The groundwork for the approach in Ms Dinou’s case was laid through years of emphasis – in the court system, the Magistrates’ Courts in particular – on speedy results at the expense of justice.
Rushed hearings are the norm. The Coronavirus Act was misinterpreted in Ms Dinou’s case – the offence on her charge sheet did not exist because she was not ‘potentially infectious.’ A fact that was not spotted by the police, the Crown Prosecution Service, or the district judge that went on to convict her.
Legal aid cuts mean that defendants appearing unrepresented by lawyers happens frequently, so even when they are entitled to a lawyer, seeing a defendant without one no longer seems as unacceptable to the court system as it used to be. Mental health services are also woefully underfunded and undervalued in the CJS. This contributed to a Black defendant who hadn’t spoken for days, with no mental health assessment, being dismissed by the white female district judge as ‘obstructive’.
The foundations for this case were also laid through years of seeing a disproportionate number of people from Black and other minority communities in the dock at court, thus dehumanising them.
Although Ms Dinou’s conviction has thankfully been quashed, her case highlights the radical changes required in our system, before justice can be available to all.
What is positive about each of these cases however, is that public engagement and awareness has helped to scrutinise the systems, to overturn fines and convictions and to push for high profile figures to be better held to account for their actions.

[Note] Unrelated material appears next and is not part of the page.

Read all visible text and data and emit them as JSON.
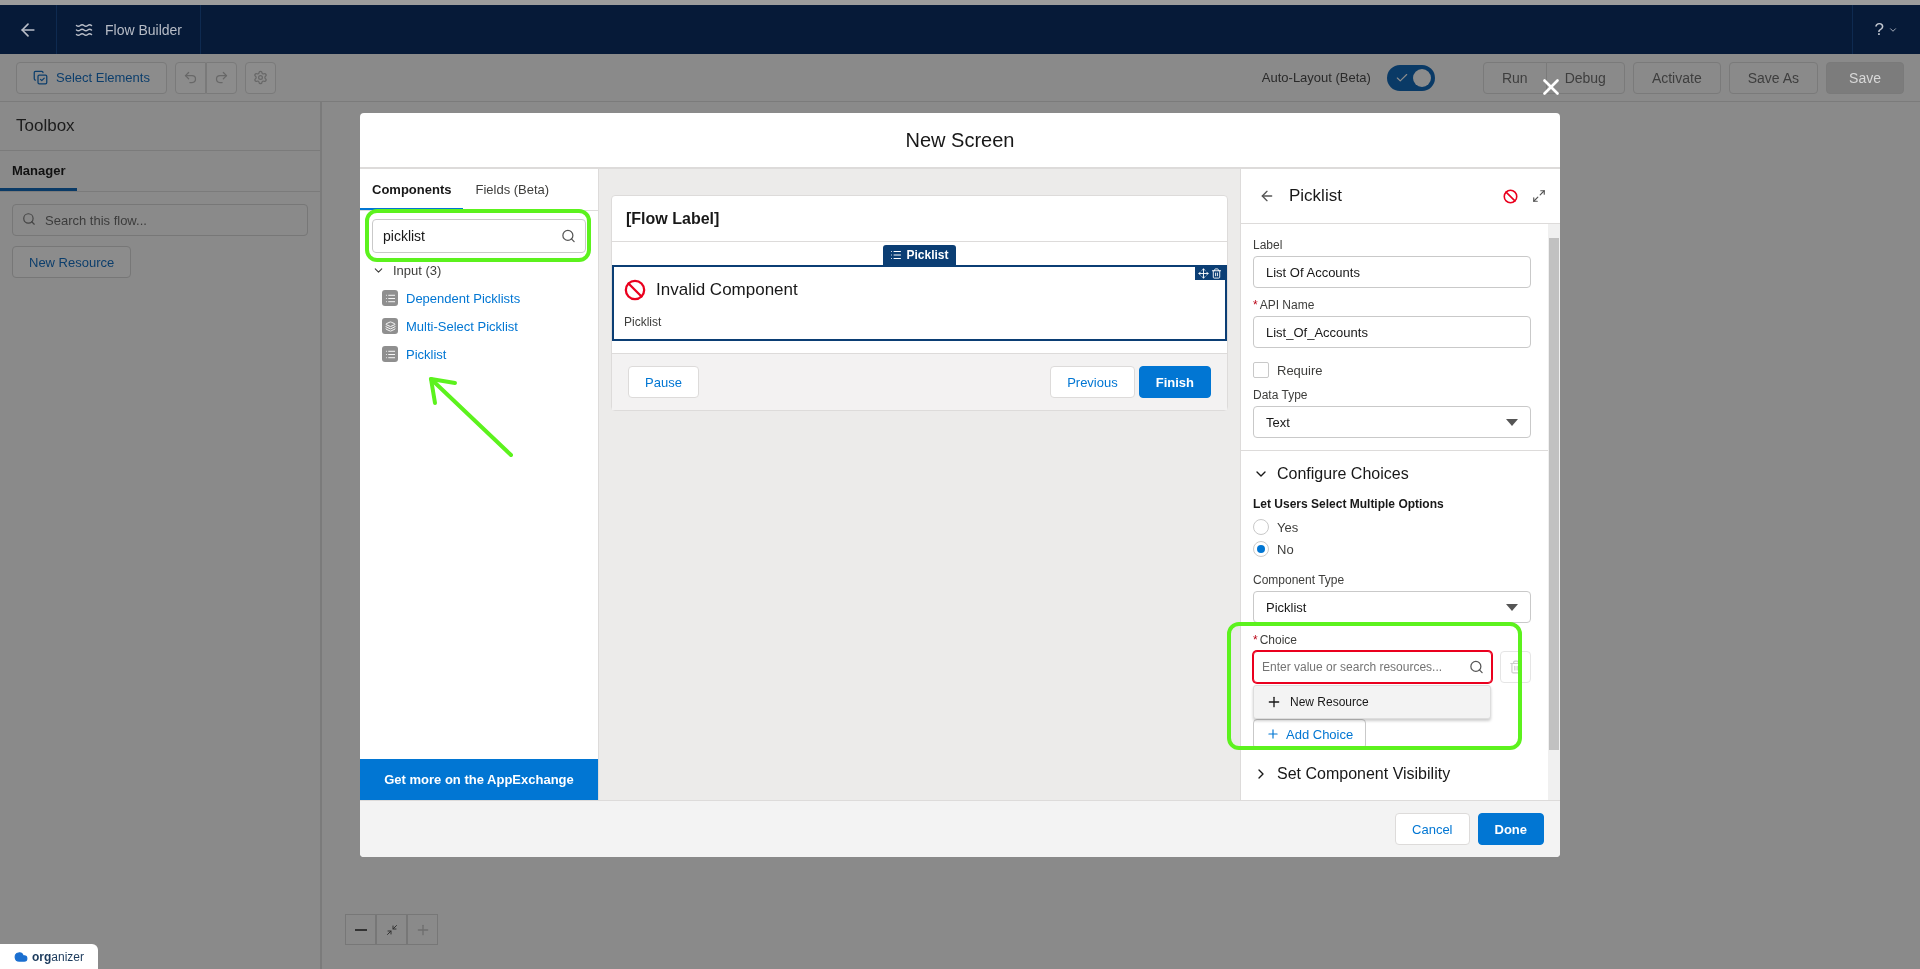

I therefore want to urge members of the public to remain engaged with the system – and make it a long-term habit.
Here are some of the things you can do to help:
•Register to vote: the electoral register is how the system selects people for jury duty
•Widen your reference points: read about the British experiences of people that look and sound different to you, so that you have a better and more inclusive understanding of this country and how it truly operates. A more informed public makes for more informed juries.
•Stay educated: You can do this by regularly reading articles about court cases and results that are published in most broadsheet newspapers. I recommend following barristers, solicitors and legal commentators on Twitter. The legal profession is always keen to keep people informed about good, bad and ugly results.
•Post-lockdown, visit your local Magistrates’ and Crown Courts: Criminal cases are generally held in public, you can watch trials, sentencing hearings, everything in between. You will see the system in action.
•Hold the system accountable and engage with your local community: If you know what is happening, you will know when to write to your MP, when to tweet and when to sign petitions. Those actions really do make a difference, the system is there to serve the public after all.
Lockdown is our chance to shift our focus, to widen our communities, and to show up for one another. Wouldn’t it be great if the legacy of this time is a better understanding of our each other’s identities?